Image: Getty | Montage: Steve Côté

À compter de dimanche, une dizaine de réfugiées prendront part à des séances d’art-thérapie au Centre social d’aide aux immigrants de Montréal (CSAI).

Elles ont fui avec leurs enfants la Syrie, l’Afrique, Haïti ou d’autres endroits violents. Beaucoup d’entre elles sont monoparentales et n’ont pas de réseau social au Québec, ou alors si peu. Elles constituent l’essentiel des réfugiés accompagnés dans leur intégration par le CSAI, qui s’est associé au Réseau d’intervention auprès des personnes ayant subi la violence organisée (RIVO) pour leur offrir un nouveau moyen d’exprimer et de guérir leurs douleurs psychologiques.

Des psychothérapeutes du RIVO viendront donner des ateliers d’arts plastiques deux fois par semaine pendant cinq semaines au même groupe de femmes.

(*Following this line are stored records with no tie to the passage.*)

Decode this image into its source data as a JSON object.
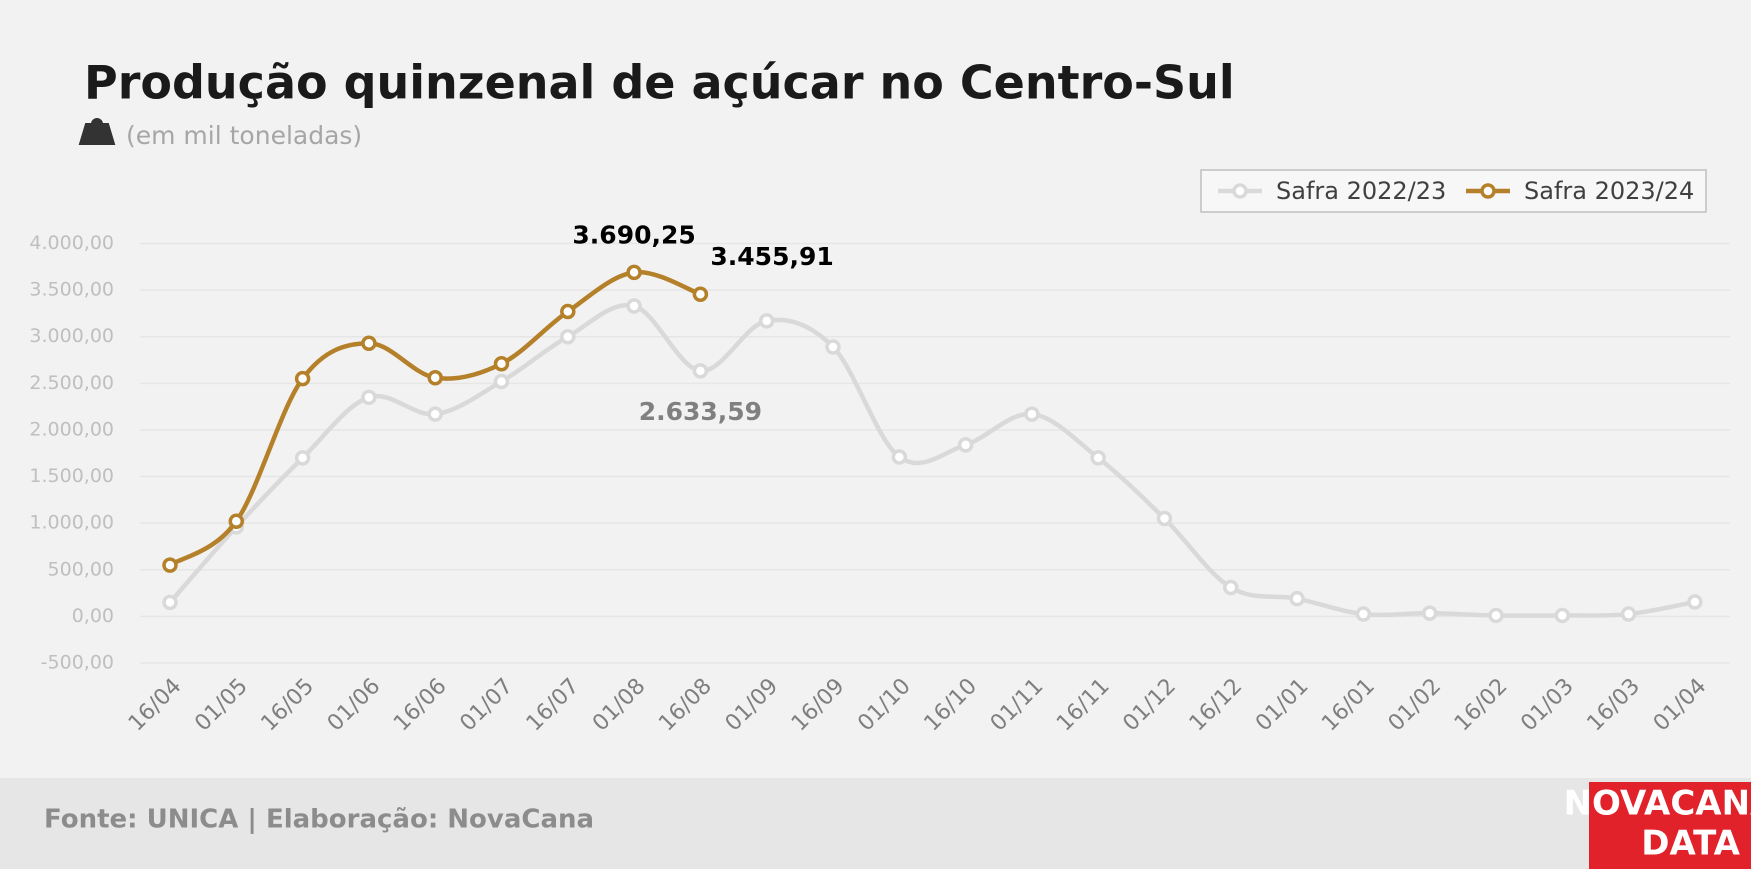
{
  "chart_data": {
    "type": "line",
    "title": "Produção quinzenal de açúcar no Centro-Sul",
    "subtitle": "(em mil toneladas)",
    "source": "Fonte: UNICA | Elaboração: NovaCana",
    "logo": [
      "NOVACANA",
      "DATA"
    ],
    "categories": [
      "16/04",
      "01/05",
      "16/05",
      "01/06",
      "16/06",
      "01/07",
      "16/07",
      "01/08",
      "16/08",
      "01/09",
      "16/09",
      "01/10",
      "16/10",
      "01/11",
      "16/11",
      "01/12",
      "16/12",
      "01/01",
      "16/01",
      "01/02",
      "16/02",
      "01/03",
      "16/03",
      "01/04"
    ],
    "series": [
      {
        "name": "Safra 2022/23",
        "color": "#d9d9d9",
        "label_color": "#808080",
        "values": [
          150,
          960,
          1700,
          2350,
          2170,
          2520,
          3000,
          3330,
          2633.59,
          3170,
          2890,
          1710,
          1840,
          2170,
          1700,
          1050,
          310,
          190,
          25,
          35,
          10,
          10,
          25,
          155
        ],
        "value_labels": [
          null,
          null,
          null,
          null,
          null,
          null,
          null,
          null,
          "2.633,59",
          null,
          null,
          null,
          null,
          null,
          null,
          null,
          null,
          null,
          null,
          null,
          null,
          null,
          null,
          null
        ]
      },
      {
        "name": "Safra 2023/24",
        "color": "#b5802a",
        "label_color": "#000000",
        "values": [
          550,
          1020,
          2550,
          2930,
          2560,
          2710,
          3270,
          3690.25,
          3455.91,
          null,
          null,
          null,
          null,
          null,
          null,
          null,
          null,
          null,
          null,
          null,
          null,
          null,
          null,
          null
        ],
        "value_labels": [
          null,
          null,
          null,
          null,
          null,
          null,
          null,
          "3.690,25",
          "3.455,91",
          null,
          null,
          null,
          null,
          null,
          null,
          null,
          null,
          null,
          null,
          null,
          null,
          null,
          null,
          null
        ]
      }
    ],
    "ylim": [
      -500,
      4000
    ],
    "yticks": [
      {
        "value": -500,
        "label": "-500,00"
      },
      {
        "value": 0,
        "label": "0,00"
      },
      {
        "value": 500,
        "label": "500,00"
      },
      {
        "value": 1000,
        "label": "1.000,00"
      },
      {
        "value": 1500,
        "label": "1.500,00"
      },
      {
        "value": 2000,
        "label": "2.000,00"
      },
      {
        "value": 2500,
        "label": "2.500,00"
      },
      {
        "value": 3000,
        "label": "3.000,00"
      },
      {
        "value": 3500,
        "label": "3.500,00"
      },
      {
        "value": 4000,
        "label": "4.000,00"
      }
    ],
    "grid": true,
    "legend": "top-right"
  }
}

Si l’expérience est concluante, d’autres groupes prendront la relève.

«Nous avions ce genre de projets au début des années 2000 et ça aidait beaucoup les réfugiés qui vivaient du stress post-traumatique, a souligné Lida Aghasi, directrice générale du CSAI. Cela fait plus de 10 ans que nous n’en offrions plus, faute de financement. Mais avec les dons que nous avons reçus durant la dernière année, nous sommes en mesure de rouvrir ce programme.»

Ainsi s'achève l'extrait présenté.